Contrôle des polices municipales et des gardes champêtres
Publié le 28/04/2026 dans les catégories Sécurité & Défense
Patrick Hetzel est intérvenu en Commission des lois le 27.04.2026 dans le cadre de l'audition de M. Laurent Nuñez, ministre de l’Intérieur, sur le projet de loi, adopté par le Sénat, relatif à l’extension des prérogatives, des moyens, de l’organisation et du contrôle des polices municipales et des gardes champêtres :
1. La police municipale est devenue un pilier de la sécurité :
12 000 policiers municipaux en 1997, 28 000 en 2024, et 10 000 supplémentaires d’ici 2030. 2,3 milliards d’euros de dépenses de fonctionnement pour les polices municipales en 2024, avec une croissance deux fois plus rapide que la moyenne des services municipaux. 314 millions d’euros investis en 2025 dans l’équipement et la formation, un effort colossal des collectivités, qui mérite d’être valorisé par des compétences élargies Cette montée en puissance n’est pas idéologique, elle est le fruit d’une demande populaire. Face à une délinquance plus jeune, plus violente, plus désinhibée, notamment liée aux stupéfiants et aux violences du quotidien, nos concitoyens demandent des résultats concrets et nous refusons l’impuissance.
Dans de nombreuses villes, les dispositifs de vidéoprotection se sont densifiés, les caméras-piétons se sont généralisées, les brigades spécialisées se sont développées. Cette montée en puissance n’est pas idéologique. Elle répond à une évolution de la délinquance. Nous refusons deux excès : la naïveté face à l’insécurité et la paralysie administrative.
Continuer avec un cadre juridique pensé pour une police d’appoint serait irresponsable. Adapter le cadre juridique des polices municipales, c’est refuser le décalage entre la loi et la réalité.
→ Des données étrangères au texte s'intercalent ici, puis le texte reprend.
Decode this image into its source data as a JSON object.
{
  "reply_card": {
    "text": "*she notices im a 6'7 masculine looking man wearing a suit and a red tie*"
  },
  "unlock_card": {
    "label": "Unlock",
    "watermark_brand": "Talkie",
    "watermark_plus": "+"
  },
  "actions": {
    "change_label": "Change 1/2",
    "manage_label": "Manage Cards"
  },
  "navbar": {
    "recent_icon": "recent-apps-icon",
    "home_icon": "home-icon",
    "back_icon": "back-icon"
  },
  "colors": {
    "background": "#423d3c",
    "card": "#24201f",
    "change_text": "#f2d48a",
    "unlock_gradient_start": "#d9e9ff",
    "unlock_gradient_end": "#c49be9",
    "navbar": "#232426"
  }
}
2. Les policiers municipaux affrontent les mêmes dangers que les policiers nationaux :
À Nice en 2020 comme à Mulhouse en 2025, les policiers municipaux ont été parmi les premiers à intervenir face au terrorisme. Ils sont confrontés aux mêmes dangers que les forces de sécurité intérieure. Les délinquants ne font plus la différence entre les uniformes. Les agressions contre les forces de l’ordre et les élus locaux augmentent. Exiger d’eux courage et présence sans leur donner les moyens juridiques adaptés serait une forme d’hypocrisie. Élargir la possibilité de constater certains délits, permettre le recours encadré à l’amende forfaitaire délictuelle, moderniser les outils (caméras-piétons, technologies adaptées) : ce n’est pas une surenchère sécuritaire. C’est une exigence de protection et d’efficacité.
Il est important d’assumer: l’autorité doit être visible, rapide et concrète.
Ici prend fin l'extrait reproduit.